Esta receta va dedicada a todas aquellas personas que se comen el mundo, la vida, las emociones y las experiencias con voracidad pero sobre todo con pasión y entrega.

INGREDIENTES 4 PERSONAS
1 docena de ajíes o chiles 1
1 huevo
2 cucharadas de chuño (fécula de patata)
1 merluza pequeña
100gr. de langostinos o gambas
1 cebollín o cebolleta
1 nuez de jengibre fresco
Sal, pimienta y ajinomoto.
PREPARACION
Elige unos ajíes hermosos, regordetes y no muy grandes, ya que los hunan son un bocado que se come de un mordisco.
Lávalos, despepítalos y desvénalos, estas son las partes más picantes del chile, si quieres que piquen más debes refregarlos antes de ahuecarlos abriendo una brecha por un costado.
Lava y estila el pescado desmenúzalo como para cebiche, con un cuchillo sin filo o con una cuchara, pica de la misma forma los camarones y los ostiones y vacíalos en un bowl, agrégale la cebolleta picada finamente al igual que el jengibre, condimenta con sal, pimienta y ajinomoto, amasa esta pasta por espacio de 10 minutos hasta que esté completamente amalgamada.
Deja reposar en la nevera 1 hora y rellena los ajíes y cuécelos al vapor por espacio de 20 minutos, resérvalos hasta que estén fríos.
Haz un batido con el huevo y el chuño y reboza los ajíes, fríelos en abundante aceite, no muy caliente, no deben tostarse, recuerda que el hunan ya está completamente cocido, sírvelo acompañado de salsa de soja.
El sabor sugerente de estos exquisitos y exóticos entrantes invita a un buen vino blanco bien helado y agradable compañía!

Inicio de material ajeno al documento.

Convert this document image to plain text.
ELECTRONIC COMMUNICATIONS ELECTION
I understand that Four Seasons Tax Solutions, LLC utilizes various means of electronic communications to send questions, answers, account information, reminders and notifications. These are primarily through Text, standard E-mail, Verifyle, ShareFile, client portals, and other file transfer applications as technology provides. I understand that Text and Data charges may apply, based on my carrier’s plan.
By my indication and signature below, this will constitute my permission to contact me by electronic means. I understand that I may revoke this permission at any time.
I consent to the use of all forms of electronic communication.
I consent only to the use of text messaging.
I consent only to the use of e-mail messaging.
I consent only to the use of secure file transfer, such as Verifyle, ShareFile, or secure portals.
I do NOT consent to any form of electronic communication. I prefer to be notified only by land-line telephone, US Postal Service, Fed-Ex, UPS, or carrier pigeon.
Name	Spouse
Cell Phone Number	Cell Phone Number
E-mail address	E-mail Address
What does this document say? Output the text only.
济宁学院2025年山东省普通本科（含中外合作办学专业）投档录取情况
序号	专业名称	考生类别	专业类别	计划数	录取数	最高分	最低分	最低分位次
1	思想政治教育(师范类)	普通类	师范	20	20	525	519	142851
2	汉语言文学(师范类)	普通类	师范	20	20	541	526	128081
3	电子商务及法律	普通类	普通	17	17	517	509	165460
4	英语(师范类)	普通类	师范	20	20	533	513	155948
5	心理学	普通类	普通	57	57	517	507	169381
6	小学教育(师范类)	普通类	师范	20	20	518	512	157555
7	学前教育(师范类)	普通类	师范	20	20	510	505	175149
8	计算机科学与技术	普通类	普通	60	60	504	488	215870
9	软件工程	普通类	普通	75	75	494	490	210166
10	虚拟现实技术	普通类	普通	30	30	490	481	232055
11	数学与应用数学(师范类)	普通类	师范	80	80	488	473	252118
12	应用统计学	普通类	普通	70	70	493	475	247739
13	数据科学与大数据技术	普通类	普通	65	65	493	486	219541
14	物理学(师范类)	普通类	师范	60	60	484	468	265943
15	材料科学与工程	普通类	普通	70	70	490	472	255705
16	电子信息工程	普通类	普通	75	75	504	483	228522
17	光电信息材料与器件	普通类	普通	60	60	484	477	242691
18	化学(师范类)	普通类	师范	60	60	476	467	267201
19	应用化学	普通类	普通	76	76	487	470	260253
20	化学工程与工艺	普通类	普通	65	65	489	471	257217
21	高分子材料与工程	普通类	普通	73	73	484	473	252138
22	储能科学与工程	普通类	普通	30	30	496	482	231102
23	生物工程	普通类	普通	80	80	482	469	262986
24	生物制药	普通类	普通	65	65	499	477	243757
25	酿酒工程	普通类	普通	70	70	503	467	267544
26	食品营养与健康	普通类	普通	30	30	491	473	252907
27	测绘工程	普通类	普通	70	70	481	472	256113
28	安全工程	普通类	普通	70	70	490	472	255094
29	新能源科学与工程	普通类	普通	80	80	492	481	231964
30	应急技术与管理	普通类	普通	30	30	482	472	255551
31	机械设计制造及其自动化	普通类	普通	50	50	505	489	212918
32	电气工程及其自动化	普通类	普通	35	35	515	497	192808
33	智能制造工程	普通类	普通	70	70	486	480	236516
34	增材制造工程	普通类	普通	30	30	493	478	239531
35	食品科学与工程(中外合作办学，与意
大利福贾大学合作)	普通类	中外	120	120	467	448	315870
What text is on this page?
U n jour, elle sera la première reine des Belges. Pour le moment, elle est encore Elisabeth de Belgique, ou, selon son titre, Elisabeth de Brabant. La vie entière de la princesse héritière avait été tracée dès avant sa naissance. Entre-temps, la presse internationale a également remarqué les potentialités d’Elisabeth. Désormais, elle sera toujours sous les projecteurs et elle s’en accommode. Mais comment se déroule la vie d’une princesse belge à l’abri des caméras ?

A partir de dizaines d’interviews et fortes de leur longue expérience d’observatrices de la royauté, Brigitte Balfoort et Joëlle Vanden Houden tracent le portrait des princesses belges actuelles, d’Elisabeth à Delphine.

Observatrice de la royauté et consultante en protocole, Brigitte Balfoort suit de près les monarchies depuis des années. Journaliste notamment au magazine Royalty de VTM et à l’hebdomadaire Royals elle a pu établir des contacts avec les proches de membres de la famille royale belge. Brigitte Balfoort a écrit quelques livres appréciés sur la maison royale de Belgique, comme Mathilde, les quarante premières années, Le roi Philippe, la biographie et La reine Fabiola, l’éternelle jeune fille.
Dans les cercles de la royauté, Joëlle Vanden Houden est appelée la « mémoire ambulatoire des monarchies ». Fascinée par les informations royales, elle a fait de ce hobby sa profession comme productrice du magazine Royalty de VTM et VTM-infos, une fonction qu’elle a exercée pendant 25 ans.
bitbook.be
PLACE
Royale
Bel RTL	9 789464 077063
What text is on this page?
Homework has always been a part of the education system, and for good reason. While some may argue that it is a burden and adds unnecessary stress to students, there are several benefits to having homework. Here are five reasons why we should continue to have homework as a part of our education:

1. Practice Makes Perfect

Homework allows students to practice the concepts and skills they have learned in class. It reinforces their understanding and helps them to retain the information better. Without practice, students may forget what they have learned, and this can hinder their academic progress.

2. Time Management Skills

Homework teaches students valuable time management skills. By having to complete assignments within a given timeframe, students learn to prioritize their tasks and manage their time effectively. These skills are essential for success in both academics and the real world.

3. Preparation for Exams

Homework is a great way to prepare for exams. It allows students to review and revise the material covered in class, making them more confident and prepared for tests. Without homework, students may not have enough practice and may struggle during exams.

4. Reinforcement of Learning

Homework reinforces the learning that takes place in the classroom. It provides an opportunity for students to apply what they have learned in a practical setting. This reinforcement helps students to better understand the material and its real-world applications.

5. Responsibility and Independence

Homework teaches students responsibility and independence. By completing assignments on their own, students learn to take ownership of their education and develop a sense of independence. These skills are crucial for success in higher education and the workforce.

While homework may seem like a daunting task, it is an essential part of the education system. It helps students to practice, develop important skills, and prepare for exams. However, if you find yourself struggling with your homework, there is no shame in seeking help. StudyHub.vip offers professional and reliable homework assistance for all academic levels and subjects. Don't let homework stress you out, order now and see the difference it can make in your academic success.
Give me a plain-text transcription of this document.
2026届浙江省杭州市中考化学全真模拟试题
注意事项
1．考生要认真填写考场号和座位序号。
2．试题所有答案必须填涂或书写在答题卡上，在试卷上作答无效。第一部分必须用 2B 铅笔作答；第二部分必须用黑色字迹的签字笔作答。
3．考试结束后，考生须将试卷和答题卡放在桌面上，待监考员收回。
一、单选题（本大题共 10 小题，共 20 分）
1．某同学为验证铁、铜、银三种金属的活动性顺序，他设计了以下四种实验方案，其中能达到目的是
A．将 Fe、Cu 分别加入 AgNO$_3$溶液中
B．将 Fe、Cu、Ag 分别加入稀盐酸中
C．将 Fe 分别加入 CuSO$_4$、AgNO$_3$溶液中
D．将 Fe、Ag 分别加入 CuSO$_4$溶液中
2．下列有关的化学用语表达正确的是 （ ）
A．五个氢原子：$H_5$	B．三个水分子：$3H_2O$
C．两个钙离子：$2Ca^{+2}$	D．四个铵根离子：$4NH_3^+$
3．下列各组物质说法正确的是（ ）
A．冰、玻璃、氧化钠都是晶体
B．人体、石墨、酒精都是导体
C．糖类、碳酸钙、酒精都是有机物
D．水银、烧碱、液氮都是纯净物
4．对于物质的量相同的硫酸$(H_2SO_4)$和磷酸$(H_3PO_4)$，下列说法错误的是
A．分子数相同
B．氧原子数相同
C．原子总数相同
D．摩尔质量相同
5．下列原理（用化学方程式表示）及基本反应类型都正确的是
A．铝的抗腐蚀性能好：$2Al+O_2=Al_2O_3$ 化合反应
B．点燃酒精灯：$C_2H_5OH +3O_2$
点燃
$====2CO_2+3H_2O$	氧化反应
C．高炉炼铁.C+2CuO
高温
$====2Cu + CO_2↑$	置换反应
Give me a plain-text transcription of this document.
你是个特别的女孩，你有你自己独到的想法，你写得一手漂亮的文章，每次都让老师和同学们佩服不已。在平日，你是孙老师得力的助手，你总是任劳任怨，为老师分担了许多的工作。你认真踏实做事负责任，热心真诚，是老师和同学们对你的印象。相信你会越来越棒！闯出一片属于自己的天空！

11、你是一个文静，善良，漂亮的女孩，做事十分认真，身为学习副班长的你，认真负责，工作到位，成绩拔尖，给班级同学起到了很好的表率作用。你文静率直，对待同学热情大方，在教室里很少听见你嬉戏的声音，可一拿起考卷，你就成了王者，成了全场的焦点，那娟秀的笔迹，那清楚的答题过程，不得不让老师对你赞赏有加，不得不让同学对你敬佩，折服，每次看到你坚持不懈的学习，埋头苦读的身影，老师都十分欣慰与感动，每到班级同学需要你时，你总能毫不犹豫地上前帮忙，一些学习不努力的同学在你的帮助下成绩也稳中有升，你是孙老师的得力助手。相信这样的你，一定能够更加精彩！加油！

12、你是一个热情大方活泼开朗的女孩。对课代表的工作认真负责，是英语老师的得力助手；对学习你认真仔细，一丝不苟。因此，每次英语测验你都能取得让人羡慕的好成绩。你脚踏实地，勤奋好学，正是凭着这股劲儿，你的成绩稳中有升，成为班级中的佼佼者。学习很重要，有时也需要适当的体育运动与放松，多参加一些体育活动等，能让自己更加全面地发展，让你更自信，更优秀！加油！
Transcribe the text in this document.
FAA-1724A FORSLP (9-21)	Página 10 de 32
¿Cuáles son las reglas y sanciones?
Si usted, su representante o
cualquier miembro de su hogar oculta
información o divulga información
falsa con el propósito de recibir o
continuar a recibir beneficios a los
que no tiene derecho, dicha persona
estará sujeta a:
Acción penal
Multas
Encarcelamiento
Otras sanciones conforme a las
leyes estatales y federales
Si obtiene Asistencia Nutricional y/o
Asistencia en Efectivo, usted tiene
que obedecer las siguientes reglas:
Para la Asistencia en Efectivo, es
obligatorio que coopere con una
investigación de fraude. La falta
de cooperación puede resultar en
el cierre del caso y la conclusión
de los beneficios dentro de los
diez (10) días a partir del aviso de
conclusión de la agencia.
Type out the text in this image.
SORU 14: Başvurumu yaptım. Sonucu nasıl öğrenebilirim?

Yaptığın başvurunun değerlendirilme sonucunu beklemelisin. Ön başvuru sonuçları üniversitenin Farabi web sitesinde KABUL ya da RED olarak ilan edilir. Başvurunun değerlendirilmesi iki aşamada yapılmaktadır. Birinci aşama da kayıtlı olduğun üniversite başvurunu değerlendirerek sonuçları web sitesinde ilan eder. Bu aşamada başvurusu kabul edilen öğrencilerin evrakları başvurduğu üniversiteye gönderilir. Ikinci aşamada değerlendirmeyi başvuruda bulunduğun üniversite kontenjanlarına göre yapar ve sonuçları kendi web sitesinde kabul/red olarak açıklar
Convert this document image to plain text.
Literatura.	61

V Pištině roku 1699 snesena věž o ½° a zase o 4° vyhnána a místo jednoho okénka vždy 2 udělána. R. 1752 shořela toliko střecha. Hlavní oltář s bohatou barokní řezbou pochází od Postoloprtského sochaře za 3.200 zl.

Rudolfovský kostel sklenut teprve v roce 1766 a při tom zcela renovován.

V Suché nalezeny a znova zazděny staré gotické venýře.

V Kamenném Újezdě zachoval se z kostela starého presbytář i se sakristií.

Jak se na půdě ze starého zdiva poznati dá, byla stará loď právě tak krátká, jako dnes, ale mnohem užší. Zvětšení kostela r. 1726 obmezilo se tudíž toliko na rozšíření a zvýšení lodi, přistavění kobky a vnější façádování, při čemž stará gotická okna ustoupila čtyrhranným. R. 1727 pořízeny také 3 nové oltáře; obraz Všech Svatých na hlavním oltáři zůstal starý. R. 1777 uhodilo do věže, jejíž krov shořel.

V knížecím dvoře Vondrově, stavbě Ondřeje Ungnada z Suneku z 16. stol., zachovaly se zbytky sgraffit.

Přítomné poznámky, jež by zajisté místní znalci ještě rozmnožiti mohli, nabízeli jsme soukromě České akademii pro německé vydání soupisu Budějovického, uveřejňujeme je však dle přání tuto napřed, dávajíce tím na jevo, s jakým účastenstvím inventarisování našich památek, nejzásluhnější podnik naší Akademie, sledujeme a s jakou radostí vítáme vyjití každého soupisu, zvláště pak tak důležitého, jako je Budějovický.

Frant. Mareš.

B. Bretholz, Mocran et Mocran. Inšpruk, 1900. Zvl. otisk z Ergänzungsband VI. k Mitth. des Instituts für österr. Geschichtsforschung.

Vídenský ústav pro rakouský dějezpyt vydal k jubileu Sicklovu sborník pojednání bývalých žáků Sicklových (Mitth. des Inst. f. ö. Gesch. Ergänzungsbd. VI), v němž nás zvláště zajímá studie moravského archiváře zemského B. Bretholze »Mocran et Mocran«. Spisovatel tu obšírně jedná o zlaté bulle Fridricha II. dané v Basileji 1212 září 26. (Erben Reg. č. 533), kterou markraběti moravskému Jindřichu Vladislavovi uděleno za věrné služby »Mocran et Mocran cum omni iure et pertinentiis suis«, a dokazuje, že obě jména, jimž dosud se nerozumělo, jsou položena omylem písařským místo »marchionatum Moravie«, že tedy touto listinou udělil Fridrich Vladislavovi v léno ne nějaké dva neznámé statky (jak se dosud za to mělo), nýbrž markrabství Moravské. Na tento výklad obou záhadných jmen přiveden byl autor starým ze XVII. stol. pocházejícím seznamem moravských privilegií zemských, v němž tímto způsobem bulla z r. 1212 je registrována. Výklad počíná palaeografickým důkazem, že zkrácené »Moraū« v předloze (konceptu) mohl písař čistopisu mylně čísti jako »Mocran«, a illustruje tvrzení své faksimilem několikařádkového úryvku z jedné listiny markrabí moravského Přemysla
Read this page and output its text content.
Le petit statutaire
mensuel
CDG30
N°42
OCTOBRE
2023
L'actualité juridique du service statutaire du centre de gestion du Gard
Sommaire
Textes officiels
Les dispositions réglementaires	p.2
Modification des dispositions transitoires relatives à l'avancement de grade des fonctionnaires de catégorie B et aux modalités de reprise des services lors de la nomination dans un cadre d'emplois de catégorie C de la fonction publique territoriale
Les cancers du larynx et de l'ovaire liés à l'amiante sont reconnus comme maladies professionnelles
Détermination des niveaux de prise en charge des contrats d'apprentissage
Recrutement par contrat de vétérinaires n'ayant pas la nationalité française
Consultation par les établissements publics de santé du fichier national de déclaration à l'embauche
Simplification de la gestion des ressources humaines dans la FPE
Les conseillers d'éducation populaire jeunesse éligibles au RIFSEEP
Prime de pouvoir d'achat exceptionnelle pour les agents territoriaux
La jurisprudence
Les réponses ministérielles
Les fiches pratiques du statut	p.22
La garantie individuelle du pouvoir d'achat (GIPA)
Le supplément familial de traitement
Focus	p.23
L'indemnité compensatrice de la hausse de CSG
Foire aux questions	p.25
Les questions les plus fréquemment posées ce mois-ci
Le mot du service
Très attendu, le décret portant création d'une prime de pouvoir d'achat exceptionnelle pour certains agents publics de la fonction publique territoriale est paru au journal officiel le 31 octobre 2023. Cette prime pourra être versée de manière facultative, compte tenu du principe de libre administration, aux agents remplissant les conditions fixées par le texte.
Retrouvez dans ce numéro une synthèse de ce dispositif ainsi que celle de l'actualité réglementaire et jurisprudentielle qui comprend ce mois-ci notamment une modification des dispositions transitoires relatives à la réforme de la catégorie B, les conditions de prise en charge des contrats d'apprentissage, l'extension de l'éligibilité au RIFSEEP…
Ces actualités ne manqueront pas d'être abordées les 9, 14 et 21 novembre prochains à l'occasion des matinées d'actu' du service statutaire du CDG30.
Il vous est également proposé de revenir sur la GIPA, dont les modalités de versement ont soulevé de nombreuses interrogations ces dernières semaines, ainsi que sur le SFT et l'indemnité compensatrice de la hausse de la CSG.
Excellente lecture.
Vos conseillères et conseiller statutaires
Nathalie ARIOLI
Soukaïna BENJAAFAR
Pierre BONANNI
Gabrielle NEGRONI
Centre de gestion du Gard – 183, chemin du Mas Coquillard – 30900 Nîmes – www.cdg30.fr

Kefta o Pinchos de Carne Picada


Los Kefta Kebab son algo así como albóndigas a las brasas, típicas de la cocina Magrebi, aromatizadas con especias las que le aportan el sello característico de la cocina Oriental.
Pueden prepararse con cualquier tipo de carne, siendo las más típicas las de cordero, también pueden asarse al horno, aunque preferentemente sugiero que lo hagas a las brasas para otorgarles un contraste de aromas.
INGREDIENTES
10 gr. de jengibre fresco picado
1 cebolla
1 diente de ajo
6 cucharadas de aceite de oliva
600 gr. de carne de cordero, ternera o cerdo picada.
2 cucharaditas de curry en polvo
1 yema de huevo
2 cucharadas de perejil
1 pizca de canela y otra de comino
sal, pimienta
PREPARACIÓN
Remoja los palillos de brochetas la noche anterior, de modo que cuando los lleves a las brasas no se quemen.
Pica la cebolla y el ajo finamente, sofríelos en una sartén con dos cucharadas de aceite, hasta que estén transparentes, mézclalos con el resto de los ingredientes, sazona bien.
Con las manos húmedas amasa la mezcla hasta conseguir que se amalgame, forma 1 docena de albóndigas alargadas y traspásalas con los palillos, unta los pinchos con el aceite restante y ásalos a la parrilla, al horno o a la plancha, cuida que la temperatura no sea muy alta ya que por influencia de la yema del huevo tienden a tostarse fácilmente.
Sirve acompañado con un bouquet de ensalada y un aderezo aromático de romero.

Arepas Venezolanas

Tendemos a pensar que las tradiciones son sólo privilegio de nuestra tierra, pero no es así, cada país tiene su propia identidad, su propia idiocincracia, la que está trazada por su historia, su geografía, su clima, etc.
La tradición culinaria de cada país también depende de todos estos aspectos y es por ello que el pan, ese alimento tan básico e imprescindible se transforma en su sello de identidad a la hora de hablar de un país, el pan de payés en España (en Cataluña), los bolillos en México, los chapatis de la India o las marraquetas en Chile.
Hoy quiero hablarles de un pan que es emblema de uno de los países más bellos de Sudamérica, Venezuela.
La Arepa es un plato tradicional de la gastronomía colombiana y venezolana, aunque también forma parte importante de la gastronomía de otros países de Latinoamérica como Panamá y Puerto Rico.
En Europa ha logrado una importante difusión en las Islas Canarias, después del retorno a estas tierras de emigrantes canarios desde Venezuela.
Un viejo dicho en Venezuela dice que: "No hay nada tan venezolano como la Arepa". Hay tantas formas de prepararla como el gusto o la inventiva que cada uno posea.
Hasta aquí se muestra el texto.